The Gwadar Free Trade Zone (FTZ) is an epitome of this belief.
Before 2015, the FTZ was just an idea. But now the FTZ has attracted some 20 companies in the fields of banking, insurance, logistics, food and aquaculture processing, from China and Pakistan, with a combined investment of 3 billion yuan (420 million yuan), and it has generated 1,200 jobs.
Inside the FTZ, Henan Yulin Holdings, a forestry enterprise, invested in a tropical plant research center, and China Linyi Trade City Co, a merchandising firm, invested in warehousing facilities. Ningbo Huilong Co, from East China's Zhejiang Province, set up a metal processing plant and became the first company in the FTZ to enter commercial operation. In 2022, the company generated nearly $1 million in revenue.

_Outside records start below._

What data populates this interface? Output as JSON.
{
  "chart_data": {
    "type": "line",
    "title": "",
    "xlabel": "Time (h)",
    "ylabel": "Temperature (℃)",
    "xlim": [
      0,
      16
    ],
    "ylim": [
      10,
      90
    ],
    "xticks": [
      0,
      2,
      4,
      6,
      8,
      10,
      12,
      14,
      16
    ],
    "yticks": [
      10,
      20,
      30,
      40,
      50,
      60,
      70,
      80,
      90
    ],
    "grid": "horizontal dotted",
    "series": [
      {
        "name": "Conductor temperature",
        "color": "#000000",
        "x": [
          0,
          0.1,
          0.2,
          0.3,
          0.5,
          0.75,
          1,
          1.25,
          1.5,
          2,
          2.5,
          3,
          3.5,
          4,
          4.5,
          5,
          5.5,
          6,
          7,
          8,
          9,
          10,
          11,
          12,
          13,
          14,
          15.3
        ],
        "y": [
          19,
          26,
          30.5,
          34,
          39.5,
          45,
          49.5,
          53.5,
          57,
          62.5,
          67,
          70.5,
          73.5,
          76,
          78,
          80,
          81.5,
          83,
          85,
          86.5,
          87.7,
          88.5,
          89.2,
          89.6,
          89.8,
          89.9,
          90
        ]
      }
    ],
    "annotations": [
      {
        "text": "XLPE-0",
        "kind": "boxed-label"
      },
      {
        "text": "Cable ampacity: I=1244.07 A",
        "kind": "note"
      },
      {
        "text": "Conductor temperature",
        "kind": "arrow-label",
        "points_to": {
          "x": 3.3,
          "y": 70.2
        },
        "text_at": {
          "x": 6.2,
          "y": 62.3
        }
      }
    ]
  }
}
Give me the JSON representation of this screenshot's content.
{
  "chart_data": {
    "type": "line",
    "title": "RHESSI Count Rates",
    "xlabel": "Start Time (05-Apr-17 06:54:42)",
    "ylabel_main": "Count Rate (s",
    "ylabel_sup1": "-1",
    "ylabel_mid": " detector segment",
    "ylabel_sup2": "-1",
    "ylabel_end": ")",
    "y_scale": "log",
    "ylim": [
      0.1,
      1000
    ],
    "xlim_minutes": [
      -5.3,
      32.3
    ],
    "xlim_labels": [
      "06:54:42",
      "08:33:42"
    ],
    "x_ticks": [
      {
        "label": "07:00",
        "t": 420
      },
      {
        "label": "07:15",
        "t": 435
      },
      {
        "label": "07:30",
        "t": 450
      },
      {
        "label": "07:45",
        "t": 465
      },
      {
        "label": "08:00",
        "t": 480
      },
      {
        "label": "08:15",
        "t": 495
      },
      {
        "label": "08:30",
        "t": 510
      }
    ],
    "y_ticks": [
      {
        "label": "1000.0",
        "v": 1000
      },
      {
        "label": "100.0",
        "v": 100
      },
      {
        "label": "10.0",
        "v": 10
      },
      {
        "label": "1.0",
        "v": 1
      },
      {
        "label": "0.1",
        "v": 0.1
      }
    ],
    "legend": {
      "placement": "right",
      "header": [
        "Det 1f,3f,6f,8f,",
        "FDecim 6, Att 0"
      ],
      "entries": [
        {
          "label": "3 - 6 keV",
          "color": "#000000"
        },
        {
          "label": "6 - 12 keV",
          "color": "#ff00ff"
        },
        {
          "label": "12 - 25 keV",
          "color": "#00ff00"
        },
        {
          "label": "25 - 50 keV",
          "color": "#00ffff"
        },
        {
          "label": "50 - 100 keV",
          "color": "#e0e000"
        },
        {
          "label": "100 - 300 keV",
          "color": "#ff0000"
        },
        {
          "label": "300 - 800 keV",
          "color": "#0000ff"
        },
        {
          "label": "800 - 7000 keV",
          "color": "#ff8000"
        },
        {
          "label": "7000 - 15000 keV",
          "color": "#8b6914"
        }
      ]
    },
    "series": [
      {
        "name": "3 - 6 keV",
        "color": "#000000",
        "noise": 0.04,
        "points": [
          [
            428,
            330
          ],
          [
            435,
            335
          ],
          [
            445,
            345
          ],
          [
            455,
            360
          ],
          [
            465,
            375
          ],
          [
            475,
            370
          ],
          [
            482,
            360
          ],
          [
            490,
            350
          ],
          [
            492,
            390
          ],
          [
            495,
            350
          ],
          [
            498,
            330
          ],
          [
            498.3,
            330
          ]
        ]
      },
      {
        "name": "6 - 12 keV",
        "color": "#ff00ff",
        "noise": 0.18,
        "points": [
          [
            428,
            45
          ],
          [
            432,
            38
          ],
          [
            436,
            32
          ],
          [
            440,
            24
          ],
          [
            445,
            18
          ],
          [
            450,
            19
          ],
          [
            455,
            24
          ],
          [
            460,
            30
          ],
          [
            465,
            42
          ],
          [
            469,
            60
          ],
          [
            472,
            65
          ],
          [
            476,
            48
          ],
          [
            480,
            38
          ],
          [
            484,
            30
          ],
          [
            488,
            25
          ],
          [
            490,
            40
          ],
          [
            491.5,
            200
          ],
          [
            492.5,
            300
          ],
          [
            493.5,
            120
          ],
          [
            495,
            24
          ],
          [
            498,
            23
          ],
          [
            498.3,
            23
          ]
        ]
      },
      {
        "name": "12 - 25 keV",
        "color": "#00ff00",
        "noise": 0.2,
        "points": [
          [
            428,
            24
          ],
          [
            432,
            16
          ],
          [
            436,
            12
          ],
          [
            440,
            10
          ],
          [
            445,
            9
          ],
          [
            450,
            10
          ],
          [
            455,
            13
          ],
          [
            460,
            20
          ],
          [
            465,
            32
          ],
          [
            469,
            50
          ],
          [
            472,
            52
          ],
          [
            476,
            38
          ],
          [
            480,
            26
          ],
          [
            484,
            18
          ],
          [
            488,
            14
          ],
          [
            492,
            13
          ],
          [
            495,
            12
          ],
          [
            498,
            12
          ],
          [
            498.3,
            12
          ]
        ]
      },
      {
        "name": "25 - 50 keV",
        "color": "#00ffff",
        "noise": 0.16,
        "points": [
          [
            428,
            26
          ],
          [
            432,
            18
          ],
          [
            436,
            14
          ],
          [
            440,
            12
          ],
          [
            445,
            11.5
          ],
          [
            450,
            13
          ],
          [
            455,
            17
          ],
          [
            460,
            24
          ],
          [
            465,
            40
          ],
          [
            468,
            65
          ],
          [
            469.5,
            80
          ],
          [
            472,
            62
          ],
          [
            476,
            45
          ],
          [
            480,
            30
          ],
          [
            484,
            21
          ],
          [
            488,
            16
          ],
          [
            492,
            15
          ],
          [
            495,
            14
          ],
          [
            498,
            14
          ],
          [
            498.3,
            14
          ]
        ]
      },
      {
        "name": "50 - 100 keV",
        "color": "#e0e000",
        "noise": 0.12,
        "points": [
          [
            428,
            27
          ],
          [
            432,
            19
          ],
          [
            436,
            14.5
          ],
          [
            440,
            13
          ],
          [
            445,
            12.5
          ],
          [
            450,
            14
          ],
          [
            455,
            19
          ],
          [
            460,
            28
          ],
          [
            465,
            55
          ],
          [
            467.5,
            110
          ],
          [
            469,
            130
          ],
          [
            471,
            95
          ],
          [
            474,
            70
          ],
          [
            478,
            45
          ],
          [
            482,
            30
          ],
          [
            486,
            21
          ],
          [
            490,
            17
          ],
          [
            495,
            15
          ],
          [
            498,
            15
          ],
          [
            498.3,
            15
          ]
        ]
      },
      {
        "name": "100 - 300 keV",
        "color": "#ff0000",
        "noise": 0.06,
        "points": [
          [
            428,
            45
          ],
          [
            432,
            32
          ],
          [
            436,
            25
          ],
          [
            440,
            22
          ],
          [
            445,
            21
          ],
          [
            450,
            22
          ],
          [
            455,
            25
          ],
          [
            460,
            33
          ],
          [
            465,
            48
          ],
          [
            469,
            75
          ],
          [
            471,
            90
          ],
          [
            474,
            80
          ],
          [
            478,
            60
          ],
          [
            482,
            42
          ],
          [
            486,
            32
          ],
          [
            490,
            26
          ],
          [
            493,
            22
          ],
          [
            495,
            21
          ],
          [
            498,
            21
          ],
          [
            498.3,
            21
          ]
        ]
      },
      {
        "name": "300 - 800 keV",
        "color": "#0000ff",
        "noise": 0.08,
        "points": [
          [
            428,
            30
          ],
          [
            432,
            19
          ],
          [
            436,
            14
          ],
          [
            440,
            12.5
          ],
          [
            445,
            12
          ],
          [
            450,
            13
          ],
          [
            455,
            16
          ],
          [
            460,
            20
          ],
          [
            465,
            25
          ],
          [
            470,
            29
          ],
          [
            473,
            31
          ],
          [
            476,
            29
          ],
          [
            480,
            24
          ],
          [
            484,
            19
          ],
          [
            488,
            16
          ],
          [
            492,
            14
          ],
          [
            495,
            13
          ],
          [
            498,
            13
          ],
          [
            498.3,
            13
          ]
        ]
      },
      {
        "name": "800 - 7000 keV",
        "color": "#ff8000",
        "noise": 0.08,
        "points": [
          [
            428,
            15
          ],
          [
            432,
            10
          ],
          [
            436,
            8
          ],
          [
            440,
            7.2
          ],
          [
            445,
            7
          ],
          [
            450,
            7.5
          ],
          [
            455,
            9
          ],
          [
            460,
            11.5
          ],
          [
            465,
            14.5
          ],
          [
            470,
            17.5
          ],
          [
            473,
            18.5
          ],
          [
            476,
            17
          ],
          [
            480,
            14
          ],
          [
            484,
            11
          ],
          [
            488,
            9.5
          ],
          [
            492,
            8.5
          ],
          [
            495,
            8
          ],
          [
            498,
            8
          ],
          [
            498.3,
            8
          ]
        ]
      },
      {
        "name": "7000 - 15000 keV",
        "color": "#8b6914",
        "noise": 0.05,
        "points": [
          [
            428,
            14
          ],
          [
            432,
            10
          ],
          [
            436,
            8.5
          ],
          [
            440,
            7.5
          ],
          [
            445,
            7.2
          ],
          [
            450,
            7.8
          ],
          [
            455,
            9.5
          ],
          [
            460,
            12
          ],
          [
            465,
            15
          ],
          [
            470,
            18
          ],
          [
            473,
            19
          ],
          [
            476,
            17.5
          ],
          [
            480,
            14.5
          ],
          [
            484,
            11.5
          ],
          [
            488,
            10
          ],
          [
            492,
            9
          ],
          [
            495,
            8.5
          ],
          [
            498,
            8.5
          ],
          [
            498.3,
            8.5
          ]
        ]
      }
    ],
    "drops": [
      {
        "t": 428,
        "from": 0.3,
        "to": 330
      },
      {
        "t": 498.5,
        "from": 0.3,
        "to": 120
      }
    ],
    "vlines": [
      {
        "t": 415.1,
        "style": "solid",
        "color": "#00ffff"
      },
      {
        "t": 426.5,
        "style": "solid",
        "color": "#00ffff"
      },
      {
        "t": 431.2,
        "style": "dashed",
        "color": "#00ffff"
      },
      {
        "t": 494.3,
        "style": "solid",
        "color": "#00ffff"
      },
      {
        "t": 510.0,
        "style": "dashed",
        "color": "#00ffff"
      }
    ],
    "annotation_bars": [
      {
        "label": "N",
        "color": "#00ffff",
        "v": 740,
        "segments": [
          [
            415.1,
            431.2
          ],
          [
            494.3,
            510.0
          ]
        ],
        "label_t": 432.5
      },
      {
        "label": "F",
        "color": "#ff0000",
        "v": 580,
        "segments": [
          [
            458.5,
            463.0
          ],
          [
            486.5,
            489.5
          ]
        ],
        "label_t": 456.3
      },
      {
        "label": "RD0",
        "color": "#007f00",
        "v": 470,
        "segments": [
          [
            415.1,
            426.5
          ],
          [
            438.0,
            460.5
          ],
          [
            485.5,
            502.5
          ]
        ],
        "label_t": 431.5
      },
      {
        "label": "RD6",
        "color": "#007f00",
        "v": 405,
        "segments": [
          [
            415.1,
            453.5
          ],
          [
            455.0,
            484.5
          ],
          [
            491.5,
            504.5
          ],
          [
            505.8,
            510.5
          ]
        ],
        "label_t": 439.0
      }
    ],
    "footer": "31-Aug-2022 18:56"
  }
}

Outside the FTZ, Chinese construction firm CREC built the international airport, and infrastructure giant CCCC built the expressway connection from the FTZ to the main expressway artery. A sprawling economic belt is in the making, transforming Gwadar from a forgotten corner of the world into a modern coastal city.
Zhou Rong, a senior researcher at the Chongyang Institute for Financial Studies at Renmin University of China, told the Global Times that despite some Western media smears that progress in Gwadar has been slow, the Chinese builders have never pushed the pause button for Gwadar's construction, even against the security odds.
Zhou said the concept of the functions of the port has evolved several times since 2006 and "nowadays, the port, formerly an aid project constructed by Chinese companies, is becoming an investment hotspot in the northern part of the Indian Ocean, attracting the attention of investors from Saudi Arabia and the UAE."
"To a certain degree, the port has partially replaced some of the functions of the Port of Karachi," Zhou said.
Experts said the Chinese companies have changed Gwadar for the better. The port has brought larger vessels to anchor, Chinese technical training schools reshaped local people's job possibilities and Central Asian countries began using the port's logistic benefits to engage in seaborne trade.
"Chinese companies also took a prudent approach in constructing the port, doing one thing at a time and only moving on to the next target when the previous one had developed sustainably," Zhou said, noting that this has set a paradigm for other BRI projects.
With the improvement of Gwadar and the surrounding infrastructure, the permanent resident population grew from 80,000 in 2013 to 220,000 in 2023.
Zhang said that the port operator aims to build Gwadar into a smart port city by 2050 with a total population of more than 1.7 million and an annual GDP of $30 billion.
"Every day the Chinese in Gwadar bathed in the friendship and care of the local people, they see Chinese companies as the only hope for Gwadar's future," Zhang said.